Design and Implementation of Embedded Systems for Biomedical Applications

• Main Authors: You-DeLiu, 劉又德
• Other Authors: Da-Wei Chang
• Format: Others
• Language: en_US
• Published: 2014
• Online Access: http://ndltd.ncl.edu.tw/handle/68302375894115224547

博士 === 國立成功大學 === 資訊工程學系 === 102 === Recording of physiological signals plays an important role in the biomedical research and clinical fields. In this study, two embedded systems related to physiological signal recording were proposed. Both systems are based on microcontrollers (MCUs) and wireless technologies. The first system is a wireless modularized Polysomnography (PSG) system. PSG continuously and simultaneously records multiple physiological signals during the sleep of the subject, and it is commonly used in hospitals or sleep centers to diagnose sleep disorders.
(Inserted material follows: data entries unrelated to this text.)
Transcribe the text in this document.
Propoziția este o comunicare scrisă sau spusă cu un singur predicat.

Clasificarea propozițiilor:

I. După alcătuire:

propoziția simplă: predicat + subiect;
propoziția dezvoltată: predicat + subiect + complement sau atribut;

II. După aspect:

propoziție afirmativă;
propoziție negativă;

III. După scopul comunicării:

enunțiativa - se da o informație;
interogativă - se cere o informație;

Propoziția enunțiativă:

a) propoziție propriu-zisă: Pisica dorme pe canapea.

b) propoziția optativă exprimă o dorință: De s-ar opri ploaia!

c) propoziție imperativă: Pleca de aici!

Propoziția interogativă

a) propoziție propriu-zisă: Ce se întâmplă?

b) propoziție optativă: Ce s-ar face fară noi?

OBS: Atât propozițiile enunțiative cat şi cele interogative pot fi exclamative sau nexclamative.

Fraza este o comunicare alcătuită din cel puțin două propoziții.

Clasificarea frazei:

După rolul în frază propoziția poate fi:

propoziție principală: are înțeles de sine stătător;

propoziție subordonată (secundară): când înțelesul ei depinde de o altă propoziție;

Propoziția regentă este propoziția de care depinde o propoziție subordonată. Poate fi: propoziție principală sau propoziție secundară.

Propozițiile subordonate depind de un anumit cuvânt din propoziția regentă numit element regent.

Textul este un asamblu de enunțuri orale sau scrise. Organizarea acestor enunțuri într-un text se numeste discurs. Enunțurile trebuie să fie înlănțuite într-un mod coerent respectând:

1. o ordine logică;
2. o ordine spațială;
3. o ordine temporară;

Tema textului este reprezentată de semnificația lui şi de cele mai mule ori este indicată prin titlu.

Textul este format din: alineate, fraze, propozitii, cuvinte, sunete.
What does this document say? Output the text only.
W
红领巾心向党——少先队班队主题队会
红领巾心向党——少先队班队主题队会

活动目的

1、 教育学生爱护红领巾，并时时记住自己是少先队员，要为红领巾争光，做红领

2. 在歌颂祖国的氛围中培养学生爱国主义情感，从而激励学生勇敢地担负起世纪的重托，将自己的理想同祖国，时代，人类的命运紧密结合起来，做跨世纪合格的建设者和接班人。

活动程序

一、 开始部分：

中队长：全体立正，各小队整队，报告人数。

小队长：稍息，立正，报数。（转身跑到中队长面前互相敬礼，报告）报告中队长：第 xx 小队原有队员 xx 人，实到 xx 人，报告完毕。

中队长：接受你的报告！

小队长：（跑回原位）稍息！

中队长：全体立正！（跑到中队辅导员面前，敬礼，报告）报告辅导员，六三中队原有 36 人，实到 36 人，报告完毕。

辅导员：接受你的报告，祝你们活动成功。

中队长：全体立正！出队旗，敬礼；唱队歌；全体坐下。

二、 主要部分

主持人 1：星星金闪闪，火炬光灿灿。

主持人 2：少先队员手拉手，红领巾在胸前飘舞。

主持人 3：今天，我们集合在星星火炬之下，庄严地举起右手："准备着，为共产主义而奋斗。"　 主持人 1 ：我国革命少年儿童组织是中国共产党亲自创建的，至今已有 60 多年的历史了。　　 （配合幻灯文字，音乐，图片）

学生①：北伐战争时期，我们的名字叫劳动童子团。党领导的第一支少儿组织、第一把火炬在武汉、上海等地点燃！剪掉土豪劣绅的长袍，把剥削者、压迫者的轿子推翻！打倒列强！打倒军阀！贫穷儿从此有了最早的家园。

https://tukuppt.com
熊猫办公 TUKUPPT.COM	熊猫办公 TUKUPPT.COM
The excessive number of wired connections for traditional PSG is often a problem that leads to sleep disturbance. The proposed wireless PSG system is composed of multiple tiny, low-cost and wireless-synchronized signal acquisition nodes, and each node acquires specific physiological signals within a small body region to reduce sleep disturbance resulting from recording wires. To evaluate accuracy, the system and a commercial PSG system were mounted on subjects to simultaneously perform overnight recording, and the recorded data were compared. The results show that, in addition to high consistency (〉93%) with the reference system, due to the reduction of the disturbance from recording wires, the proposed system has better comfortableness performance in terms of several objective and subjective sleep indices. The second system is a wireless mobile neurofeecback training system. Neurofeedback training is recently used in enhancement of cognitive function or amelioration of clinical symptoms. Most available neurofeedback systems are a laboratory design, which contains wires to the training machine, resulting in inconvenience for subjects. The proposed wireless neurofeecback system contains an EEG signal analysis device and a smartphone connected based on the Bluetooth low energy (BLE) technology. A three-stage neurofeedback experiment was performed to evaluate the performance of the mobile neurofeecback training system.